COLUMBUS – The Ohio Department of Education is retracting the charter-school sponsor evaluations it issued this year, after an outcry that Internet charter-school achievement data were arbitrarily left out of the criteria, a potential violation of state law.

“In response to the concerns that have been raised and our own preliminary review, the Ohio Department of Education is retracting the community-school sponsor evaluations that have been completed so far,” the department said Friday in a written release. “The department will be seeking input from independent experts to make sure the methodology for evaluating all sponsors, including those already evaluated, is credible, accurate and compliant.”
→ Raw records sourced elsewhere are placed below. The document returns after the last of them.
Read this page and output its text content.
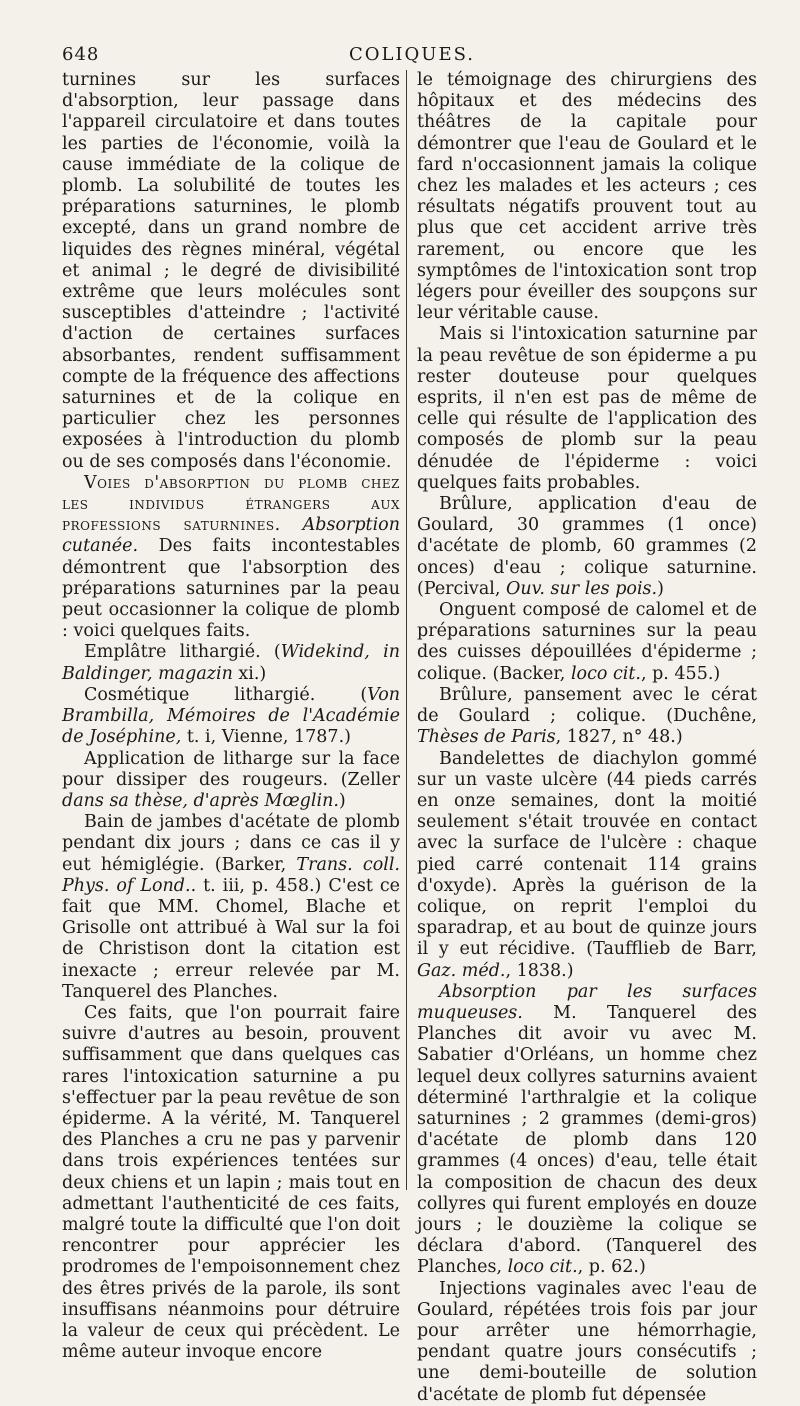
648	COLIQUES.

turnines sur les surfaces d'absorption, leur passage dans l'appareil circulatoire et dans toutes les parties de l'économie, voilà la cause immédiate de la colique de plomb. La solubilité de toutes les préparations saturnines, le plomb excepté, dans un grand nombre de liquides des règnes minéral, végétal et animal ; le degré de divisibilité extrême que leurs molécules sont susceptibles d'atteindre ; l'activité d'action de certaines surfaces absorbantes, rendent suffisamment compte de la fréquence des affections saturnines et de la colique en particulier chez les personnes exposées à l'introduction du plomb ou de ses composés dans l'économie.

Voies d'absorption du plomb chez les individus étrangers aux professions saturnines. Absorption cutanée. Des faits incontestables démontrent que l'absorption des préparations saturnines par la peau peut occasionner la colique de plomb : voici quelques faits.

Emplâtre lithargié. (Widekind, in Baldinger, magazin xi.)

Cosmétique lithargié. (Von Brambilla, Mémoires de l'Académie de Joséphine, t. i, Vienne, 1787.)

Application de litharge sur la face pour dissiper des rougeurs. (Zeller dans sa thèse, d'après Mœglin.)

Bain de jambes d'acétate de plomb pendant dix jours ; dans ce cas il y eut hémiglégie. (Barker, Trans. coll. Phys. of Lond.. t. iii, p. 458.) C'est ce fait que MM. Chomel, Blache et Grisolle ont attribué à Wal sur la foi de Christison dont la citation est inexacte ; erreur relevée par M. Tanquerel des Planches.

Ces faits, que l'on pourrait faire suivre d'autres au besoin, prouvent suffisamment que dans quelques cas rares l'intoxication saturnine a pu s'effectuer par la peau revêtue de son épiderme. A la vérité, M. Tanquerel des Planches a cru ne pas y parvenir dans trois expériences tentées sur deux chiens et un lapin ; mais tout en admettant l'authenticité de ces faits, malgré toute la difficulté que l'on doit rencontrer pour apprécier les prodromes de l'empoisonnement chez des êtres privés de la parole, ils sont insuffisans néanmoins pour détruire la valeur de ceux qui précèdent. Le même auteur invoque encore

le témoignage des chirurgiens des hôpitaux et des médecins des théâtres de la capitale pour démontrer que l'eau de Goulard et le fard n'occasionnent jamais la colique chez les malades et les acteurs ; ces résultats négatifs prouvent tout au plus que cet accident arrive très rarement, ou encore que les symptômes de l'intoxication sont trop légers pour éveiller des soupçons sur leur véritable cause.

Mais si l'intoxication saturnine par la peau revêtue de son épiderme a pu rester douteuse pour quelques esprits, il n'en est pas de même de celle qui résulte de l'application des composés de plomb sur la peau dénudée de l'épiderme : voici quelques faits probables.

Brûlure, application d'eau de Goulard, 30 grammes (1 once) d'acétate de plomb, 60 grammes (2 onces) d'eau ; colique saturnine. (Percival, Ouv. sur les pois.)

Onguent composé de calomel et de préparations saturnines sur la peau des cuisses dépouillées d'épiderme ; colique. (Backer, loco cit., p. 455.)

Brûlure, pansement avec le cérat de Goulard ; colique. (Duchêne, Thèses de Paris, 1827, n° 48.)

Bandelettes de diachylon gommé sur un vaste ulcère (44 pieds carrés en onze semaines, dont la moitié seulement s'était trouvée en contact avec la surface de l'ulcère : chaque pied carré contenait 114 grains d'oxyde). Après la guérison de la colique, on reprit l'emploi du sparadrap, et au bout de quinze jours il y eut récidive. (Taufflieb de Barr, Gaz. méd., 1838.)

Absorption par les surfaces muqueuses. M. Tanquerel des Planches dit avoir vu avec M. Sabatier d'Orléans, un homme chez lequel deux collyres saturnins avaient déterminé l'arthralgie et la colique saturnines ; 2 grammes (demi-gros) d'acétate de plomb dans 120 grammes (4 onces) d'eau, telle était la composition de chacun des deux collyres qui furent employés en douze jours ; le douzième la colique se déclara d'abord. (Tanquerel des Planches, loco cit., p. 62.)

Injections vaginales avec l'eau de Goulard, répétées trois fois par jour pour arrêter une hémorrhagie, pendant quatre jours consécutifs ; une demi-bouteille de solution d'acétate de plomb fut dépensée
The Columbus Dispatch reported on Friday that State Auditor Dave Yost is looking into the fact that student test scores from Internet-based charter schools were left out of the ratings. Yost said he saw “concerning similarities” to what Columbus City Schools did when it excluded data to help improve its state report card results.

The decision to exclude perennially poor online charter-student proficiency results was made by David J. Hansen, the department’s director of quality school choice and funding.

The exclusion likely boosted the rating of the Ohio Council of Community Schools, one of five charter-school authorizers the state has rated so far this year. The sponsor was rated “exemplary,” the highest rating.

Among the schools the council sponsors are four online charters that enroll about 16,000 students, about 57 percent of the 28,000 total students in the council-sponsored schools.